Ywp1 is a prominent glycosylphosphatidylinositol (GPI)-anchored glycoprotein of the cell wall of Candida albicans; it is present in the yeast form of this opportunistic fungal pathogen but absent from filamentous forms and chlamydospores. Yeast cells that lack Ywp1 are more adhesive and form thicker biofilms, implying an antiadhesive activity for Ywp1, with a possible role in yeast dispersal. The antiadhesive effect of Ywp1 is transplantable from yeast to hyphae, as hyphae that are forced to express YWP1 lose adhesion in an in vitro assay. Deletion of the GPI anchor results in loss of Ywp1 to the surrounding medium and reduction of the antiadhesive effect, implying an importance of time-dependent residency in the cell wall. Anchor-negative versions of Ywp1 possessing or lacking a C-terminal green fluorescent protein (GFP) tag were created in C. albicans and harvested from culture supernatants; in addition to serving as quantifiable markers for Ywp1 secretion, they revealed that the cleaved 11-kDa propeptide of Ywp1 remains strongly but noncovalently associated with the Ywp1 core.
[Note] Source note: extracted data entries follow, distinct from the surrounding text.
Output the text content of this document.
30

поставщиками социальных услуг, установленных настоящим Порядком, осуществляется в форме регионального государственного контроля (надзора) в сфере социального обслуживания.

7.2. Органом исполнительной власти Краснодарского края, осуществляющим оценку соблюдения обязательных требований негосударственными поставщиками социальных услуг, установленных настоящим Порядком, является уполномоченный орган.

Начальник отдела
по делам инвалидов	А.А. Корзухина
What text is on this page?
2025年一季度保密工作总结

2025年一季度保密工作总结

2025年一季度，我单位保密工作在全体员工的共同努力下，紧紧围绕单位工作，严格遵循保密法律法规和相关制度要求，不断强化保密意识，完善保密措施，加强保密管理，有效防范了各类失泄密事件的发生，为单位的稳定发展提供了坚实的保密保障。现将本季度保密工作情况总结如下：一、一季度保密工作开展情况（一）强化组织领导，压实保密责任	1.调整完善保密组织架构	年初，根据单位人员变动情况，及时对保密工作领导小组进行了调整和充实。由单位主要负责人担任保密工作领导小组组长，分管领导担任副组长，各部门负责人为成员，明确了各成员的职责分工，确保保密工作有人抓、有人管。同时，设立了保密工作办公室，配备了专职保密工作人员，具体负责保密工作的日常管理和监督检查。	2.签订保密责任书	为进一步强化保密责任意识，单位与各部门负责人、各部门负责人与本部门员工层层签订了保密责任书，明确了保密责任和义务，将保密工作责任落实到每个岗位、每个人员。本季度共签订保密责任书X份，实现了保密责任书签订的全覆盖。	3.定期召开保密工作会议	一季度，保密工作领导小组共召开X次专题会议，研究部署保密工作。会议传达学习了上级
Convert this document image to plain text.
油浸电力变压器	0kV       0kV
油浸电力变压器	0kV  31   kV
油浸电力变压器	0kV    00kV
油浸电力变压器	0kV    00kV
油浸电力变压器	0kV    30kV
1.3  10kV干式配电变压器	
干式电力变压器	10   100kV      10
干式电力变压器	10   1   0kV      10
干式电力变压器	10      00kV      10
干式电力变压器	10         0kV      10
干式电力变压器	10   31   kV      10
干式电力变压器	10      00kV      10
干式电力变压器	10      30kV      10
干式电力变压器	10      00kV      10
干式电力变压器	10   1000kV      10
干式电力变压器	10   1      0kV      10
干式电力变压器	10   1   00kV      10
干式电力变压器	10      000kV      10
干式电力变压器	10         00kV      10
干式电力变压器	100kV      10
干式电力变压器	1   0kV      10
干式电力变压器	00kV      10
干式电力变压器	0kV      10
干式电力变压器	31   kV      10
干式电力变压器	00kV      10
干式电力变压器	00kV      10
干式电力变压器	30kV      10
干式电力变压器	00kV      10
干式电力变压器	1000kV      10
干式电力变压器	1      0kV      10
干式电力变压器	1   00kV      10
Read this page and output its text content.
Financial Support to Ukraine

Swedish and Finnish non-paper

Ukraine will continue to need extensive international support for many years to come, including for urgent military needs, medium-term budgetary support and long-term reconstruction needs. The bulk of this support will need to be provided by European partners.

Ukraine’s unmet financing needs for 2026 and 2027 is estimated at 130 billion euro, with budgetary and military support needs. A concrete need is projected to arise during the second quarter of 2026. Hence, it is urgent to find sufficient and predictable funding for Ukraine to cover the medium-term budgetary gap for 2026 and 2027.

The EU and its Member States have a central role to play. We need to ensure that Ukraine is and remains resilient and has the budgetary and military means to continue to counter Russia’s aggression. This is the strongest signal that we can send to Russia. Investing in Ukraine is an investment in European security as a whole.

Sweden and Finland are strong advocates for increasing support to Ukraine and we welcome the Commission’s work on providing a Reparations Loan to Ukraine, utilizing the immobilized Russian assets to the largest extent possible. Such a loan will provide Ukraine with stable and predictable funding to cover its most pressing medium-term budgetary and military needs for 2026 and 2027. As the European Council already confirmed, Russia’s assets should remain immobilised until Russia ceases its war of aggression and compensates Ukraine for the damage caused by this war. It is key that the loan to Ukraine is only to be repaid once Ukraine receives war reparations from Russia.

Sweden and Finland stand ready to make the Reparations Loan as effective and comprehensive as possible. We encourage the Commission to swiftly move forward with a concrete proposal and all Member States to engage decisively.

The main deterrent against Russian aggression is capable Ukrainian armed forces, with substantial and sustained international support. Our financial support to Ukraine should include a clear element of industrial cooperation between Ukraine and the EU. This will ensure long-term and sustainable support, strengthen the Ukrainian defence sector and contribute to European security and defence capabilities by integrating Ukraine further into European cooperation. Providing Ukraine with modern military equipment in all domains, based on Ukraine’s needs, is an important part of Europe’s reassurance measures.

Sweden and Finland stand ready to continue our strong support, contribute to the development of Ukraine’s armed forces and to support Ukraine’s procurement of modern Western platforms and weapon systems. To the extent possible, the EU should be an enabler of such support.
This association is resistant to highly acidic and basic solutions, 8 M urea, and 1% SDS (below 45°C). Above 50°C, SDS dissociates the isolated complex, but even higher temperatures are required to dissociate the propeptide from native Ywp1 that is anchored in a cell wall. This property has permitted detection, for the first time, of orthologs of Ywp1 in other members of the Candida clade. The cleaved propeptide, which carries the sole N-glycan of Ywp1, must participate in the antiadhesive effect of Ywp1.

Yeast wall protein 1 of Candida albicans.

Yeast wall protein 1 (Ywp1, also called Pga24) of Candida albicans is predicted to be a 533 aa polypeptide with an N-terminal secretion signal, a C-terminal glycosylphosphatidylinositol anchor signal and a central region rich in serine and threonine. In yeast cultures, Ywp1p appeared to be linked covalently to glucans of the wall matrix, but, as cultures approached stationary phase, Ywp1p accumulated in the medium and was extractable from cells with disulfide-reducing agents. An 11 kDa propeptide of Ywp1p was also present in these soluble fractions; it possessed the sole N-glycan of Ywp1p and served as a useful marker for Ywp1p. DNA vaccines encoding all or part of Ywp1p generated analytically useful antisera in mice, but did not increase survival times for disseminated candidiasis. Replacement of the coding sequence of YWP1 with the fluorescent reporter GFP revealed that expression of YWP1 is greatest during yeast exponential-phase growth, but downregulated in stationary phase and upon filamentation. Expression was upregulated when the extracellular phosphate concentration was low. Disruption by homologous recombination of both YWP1 alleles resulted in no obvious change in growth, morphology or virulence, but the Ywp1p-deficient blastoconidia exhibited increased adhesiveness and biofilm formation, suggesting that Ywp1p may promote dispersal of yeast forms of C. albicans.